Helmut Frik's picture
Helmut Frik on Jul 14, 2016 12:21 pm GMT

a) well research in germany, includig the big utilities today, up to 60-80% renewables share there will be no problem with any storage needed, above the need for storage will depend how much the international grids are expanded.
But even today the nuclear power stations are running into negative prices, and so out of any ecomomical reason. The interests of having them running is going toward zero also on utility side, so when they are in maintenance today, they try to save money more than time, because it does not matter so much how long they stay offline. So even if they would be allowed to run longer, they most likely would not be operated much longer, because they ar already a burden for the grid operation, and are more and more bocoming a financial burden.

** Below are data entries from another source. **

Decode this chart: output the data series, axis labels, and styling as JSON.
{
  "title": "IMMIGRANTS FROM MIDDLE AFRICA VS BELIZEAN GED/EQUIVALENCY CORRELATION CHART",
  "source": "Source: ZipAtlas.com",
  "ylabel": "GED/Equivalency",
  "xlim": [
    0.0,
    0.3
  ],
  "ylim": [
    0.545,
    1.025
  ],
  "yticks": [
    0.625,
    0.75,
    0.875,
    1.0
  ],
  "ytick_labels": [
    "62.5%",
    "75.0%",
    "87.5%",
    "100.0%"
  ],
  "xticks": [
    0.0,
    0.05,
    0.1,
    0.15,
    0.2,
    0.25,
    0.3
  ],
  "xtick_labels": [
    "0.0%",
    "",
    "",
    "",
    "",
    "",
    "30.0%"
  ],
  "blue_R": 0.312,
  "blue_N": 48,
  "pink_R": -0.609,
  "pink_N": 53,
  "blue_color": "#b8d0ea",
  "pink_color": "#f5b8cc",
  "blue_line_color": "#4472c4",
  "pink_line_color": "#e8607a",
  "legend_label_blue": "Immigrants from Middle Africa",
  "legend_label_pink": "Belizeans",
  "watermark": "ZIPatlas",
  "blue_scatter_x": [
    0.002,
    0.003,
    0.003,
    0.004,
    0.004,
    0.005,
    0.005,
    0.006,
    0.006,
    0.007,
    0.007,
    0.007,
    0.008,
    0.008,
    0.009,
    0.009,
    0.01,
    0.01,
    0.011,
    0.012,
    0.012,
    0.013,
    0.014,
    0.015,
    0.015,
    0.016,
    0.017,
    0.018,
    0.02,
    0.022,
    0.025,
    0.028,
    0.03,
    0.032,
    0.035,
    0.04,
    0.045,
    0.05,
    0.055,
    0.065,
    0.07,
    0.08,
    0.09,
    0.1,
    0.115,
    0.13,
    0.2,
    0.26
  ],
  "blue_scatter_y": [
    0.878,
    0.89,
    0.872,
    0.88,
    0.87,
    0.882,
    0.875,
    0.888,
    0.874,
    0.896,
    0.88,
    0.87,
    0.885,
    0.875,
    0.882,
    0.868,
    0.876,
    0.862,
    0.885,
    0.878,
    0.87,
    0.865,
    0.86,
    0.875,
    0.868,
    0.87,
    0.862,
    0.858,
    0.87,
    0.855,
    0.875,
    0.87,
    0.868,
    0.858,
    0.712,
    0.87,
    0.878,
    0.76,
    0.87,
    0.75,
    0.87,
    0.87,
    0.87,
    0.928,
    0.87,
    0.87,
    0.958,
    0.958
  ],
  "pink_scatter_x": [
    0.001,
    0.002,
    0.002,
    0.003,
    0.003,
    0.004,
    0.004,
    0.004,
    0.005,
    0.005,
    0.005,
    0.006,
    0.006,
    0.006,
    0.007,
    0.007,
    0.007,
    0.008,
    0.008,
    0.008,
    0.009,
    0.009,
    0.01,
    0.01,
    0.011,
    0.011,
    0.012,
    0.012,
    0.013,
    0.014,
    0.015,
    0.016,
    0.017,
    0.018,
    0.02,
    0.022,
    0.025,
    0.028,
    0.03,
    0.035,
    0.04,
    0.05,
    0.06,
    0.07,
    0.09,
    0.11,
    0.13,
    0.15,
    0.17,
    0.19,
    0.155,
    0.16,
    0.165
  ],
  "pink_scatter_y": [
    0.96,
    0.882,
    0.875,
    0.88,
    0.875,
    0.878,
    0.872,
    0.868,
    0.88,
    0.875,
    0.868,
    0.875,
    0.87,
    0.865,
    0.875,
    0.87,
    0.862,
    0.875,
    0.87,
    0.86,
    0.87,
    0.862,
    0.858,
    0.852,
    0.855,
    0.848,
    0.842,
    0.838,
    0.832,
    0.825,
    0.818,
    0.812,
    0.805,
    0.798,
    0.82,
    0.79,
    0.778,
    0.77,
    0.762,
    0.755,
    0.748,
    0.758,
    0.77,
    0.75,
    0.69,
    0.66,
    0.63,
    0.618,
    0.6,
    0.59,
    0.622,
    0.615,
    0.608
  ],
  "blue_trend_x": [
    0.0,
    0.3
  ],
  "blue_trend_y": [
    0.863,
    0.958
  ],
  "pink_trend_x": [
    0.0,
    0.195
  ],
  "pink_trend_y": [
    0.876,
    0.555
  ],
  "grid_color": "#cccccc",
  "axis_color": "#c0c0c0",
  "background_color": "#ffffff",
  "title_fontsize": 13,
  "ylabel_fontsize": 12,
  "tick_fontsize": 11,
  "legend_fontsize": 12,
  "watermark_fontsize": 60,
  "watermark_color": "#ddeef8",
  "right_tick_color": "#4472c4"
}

For the utilitys it is cheaper to invesst in renewable capacitys abroad, and in transmission capacity, if they are also in the tranmission line business.

About the second part – well it is always required that renewables are able to finance themselves based on wholesale prices, everything else is declared as “subsidy and parasitic”.
Naturally in a grid where wholesale price is fixed by variable costs, and variable costs of all operating plants is about zero, nothing can be financed by the wholesale costs.
Which requires either funding, or flexible demand which then can set the price the other way round. Which is also more easy in bigger grids, to get the market running, by having more flexible demand in absolute numbers in the grid, and by having producers at zero variable costs +some transmission costs forming a merit order again over distance. How this will develop we will see. But it does not give any advantage for nuclear, as long as costs per kWh are higher than the costs per kWh for renewables. Other kinds of power production like biomass and hydropower are much better in filling the residual load.
And you always forget that the 50% or so number of the graph you cite in almost all of your contribution, is not fix, but variable over time, and rising due to old plants being scrapped and not replaced by new fossil powered plants.
Keep in mind that when the numbers of constructed conventional plants starts falling substatial, the technology is doomed due to the negative economy of scale it experiences.